A major shake-up in the newspaper business has been all over the media, which can only mean one thing: Not much else is going on this week. Otherwise, why bother telling us that media magnate Rupert Murdoch has purchased Dow Jones (which is apparently the company that publishes The Wall Street Journal and not a stout old man in suspenders, as I’d always assumed)? Many fear that Murdoch’s sensational style of journalism could destroy the credibility of the Journal, the premier source of news for the financial world and people who wish that photographs were never invented. But those media worrywarts are forgetting a very important fact: Nobody reads newspapers anymore.
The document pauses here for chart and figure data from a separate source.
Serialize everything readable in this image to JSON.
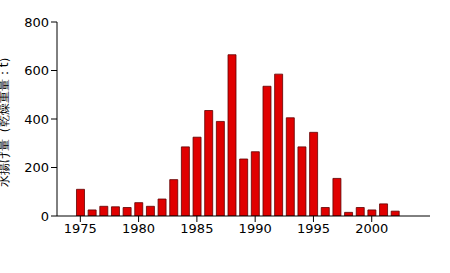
{
  "chart_data": {
    "type": "bar",
    "y_label": "水揚げ量（乾燥重量：t）",
    "x": [
      1975,
      1976,
      1977,
      1978,
      1979,
      1980,
      1981,
      1982,
      1983,
      1984,
      1985,
      1986,
      1987,
      1988,
      1989,
      1990,
      1991,
      1992,
      1993,
      1994,
      1995,
      1996,
      1997,
      1998,
      1999,
      2000,
      2001,
      2002
    ],
    "values": [
      110,
      25,
      40,
      38,
      35,
      55,
      40,
      70,
      150,
      285,
      325,
      435,
      390,
      665,
      235,
      265,
      535,
      585,
      405,
      285,
      345,
      35,
      155,
      15,
      35,
      25,
      50,
      20
    ],
    "color": "#e00000",
    "xlim": [
      1973,
      2005
    ],
    "xticks": [
      1975,
      1980,
      1985,
      1990,
      1995,
      2000
    ],
    "ylim": [
      0,
      800
    ],
    "yticks": [
      0,
      200,
      400,
      600,
      800
    ],
    "grid": false
  }
}
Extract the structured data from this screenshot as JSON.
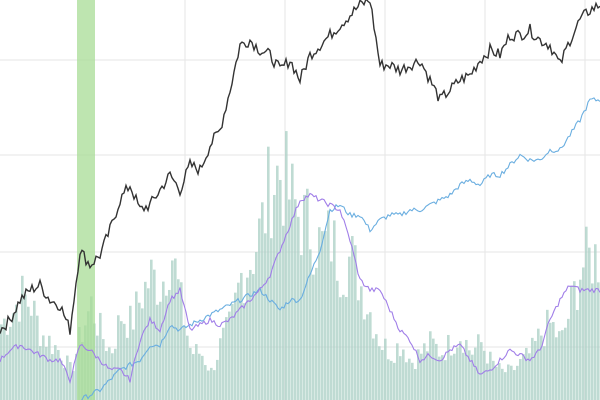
{
  "chart_data": {
    "type": "line",
    "title": "",
    "xlabel": "",
    "ylabel": "",
    "grid": true,
    "legend": "none",
    "x": [
      0,
      1,
      2,
      3,
      4,
      5,
      6,
      7,
      8,
      9,
      10,
      11,
      12,
      13,
      14,
      15,
      16,
      17,
      18,
      19,
      20,
      21,
      22,
      23,
      24,
      25,
      26,
      27,
      28,
      29,
      30,
      31,
      32,
      33,
      34,
      35,
      36,
      37,
      38,
      39,
      40,
      41,
      42,
      43,
      44,
      45,
      46,
      47,
      48,
      49,
      50,
      51,
      52,
      53,
      54,
      55,
      56,
      57,
      58,
      59,
      60
    ],
    "ylim": [
      0,
      400
    ],
    "highlight_band": {
      "from": 7.7,
      "to": 9.5,
      "color": "#a8dc96"
    },
    "series": [
      {
        "color": "#333333",
        "kind": "line",
        "values": [
          70,
          80,
          100,
          110,
          115,
          100,
          95,
          70,
          150,
          135,
          145,
          170,
          200,
          215,
          190,
          195,
          210,
          225,
          210,
          235,
          230,
          255,
          270,
          310,
          355,
          360,
          350,
          345,
          330,
          340,
          320,
          345,
          355,
          365,
          375,
          385,
          395,
          400,
          335,
          335,
          330,
          335,
          340,
          320,
          300,
          310,
          320,
          325,
          340,
          350,
          345,
          365,
          365,
          370,
          360,
          355,
          335,
          360,
          380,
          390,
          395
        ]
      },
      {
        "color": "#6aaee0",
        "kind": "line",
        "values": [
          null,
          null,
          null,
          null,
          null,
          null,
          null,
          null,
          0,
          5,
          10,
          20,
          30,
          35,
          40,
          55,
          55,
          75,
          70,
          75,
          80,
          85,
          90,
          95,
          100,
          105,
          110,
          100,
          90,
          100,
          100,
          125,
          150,
          190,
          195,
          185,
          185,
          170,
          180,
          185,
          185,
          190,
          190,
          195,
          200,
          205,
          215,
          220,
          215,
          225,
          225,
          235,
          245,
          240,
          240,
          250,
          250,
          265,
          280,
          300,
          300
        ]
      },
      {
        "color": "#a07ee8",
        "kind": "line",
        "values": [
          40,
          50,
          55,
          50,
          45,
          40,
          40,
          20,
          55,
          50,
          40,
          30,
          30,
          20,
          60,
          80,
          70,
          100,
          110,
          70,
          75,
          80,
          75,
          80,
          90,
          100,
          110,
          125,
          150,
          175,
          200,
          205,
          200,
          195,
          190,
          160,
          120,
          110,
          110,
          90,
          70,
          60,
          40,
          45,
          40,
          50,
          55,
          40,
          25,
          30,
          40,
          50,
          45,
          40,
          50,
          80,
          100,
          115,
          110,
          110,
          110
        ]
      },
      {
        "color": "#aacfc4",
        "kind": "bar",
        "values": [
          80,
          90,
          110,
          100,
          70,
          60,
          50,
          30,
          70,
          100,
          70,
          50,
          90,
          80,
          110,
          130,
          120,
          160,
          100,
          50,
          50,
          30,
          60,
          80,
          130,
          150,
          180,
          230,
          240,
          210,
          190,
          180,
          160,
          170,
          140,
          150,
          120,
          90,
          60,
          50,
          60,
          40,
          50,
          60,
          50,
          60,
          70,
          50,
          60,
          40,
          30,
          30,
          40,
          50,
          70,
          80,
          60,
          100,
          140,
          150,
          150
        ]
      }
    ]
  }
}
It’s true that for many years, newspapers were the only way to get the news. But that was a different time, when people were less focused on up-to-the-minute information and more focused on not being eaten by dinosaurs. A printed paper filled with day-old stories worked just fine back then. Ever since the Ice Age, however, and the introduction of technologies such as television, the Internet and mental telepathy, newspaper sales have plummeted. As this very copy of Metro shows, the only way to get most people to read a newspaper is to literally force it into their hands. Even then they usually just flip to the brilliant Friday humor column, laugh uproariously and then throw the rest away.
I’ll admit something’s wrong with Murdoch’s purchase of The Wall Street Journal, but it has nothing to do with sensationalism. It’s that he’s now involved in one of history’s most shameful invasions of privacy. As I understand it, a journal is meant to be a secret place where Wall Street can record its most personal thoughts, feelings and fantasies. That anyone is reading Wall Street’s journal at all is rude. For them to distribute it for others to laugh at is simply outrageous.
In the end, Rupert Murdoch can’t destroy the American newspaper because there will always be a place for it in our society. Though obsolete as a medium for news, opinions, movie reviews, cartoons, crossword puzzles or classified advertisements, there’s still one thing it can do better than the Internet ever can: Wrap up fish. Quell your anxieties, newspapers. Unless Apple comes out with some sort of computerized iWrap fish containment system — which would be pretty awesome — I think you’re going to be all right.
Elliott Kalan is a producer for “The Daily Show with Jon Stewart.” He co-hosts the online comedy show “Fist City.”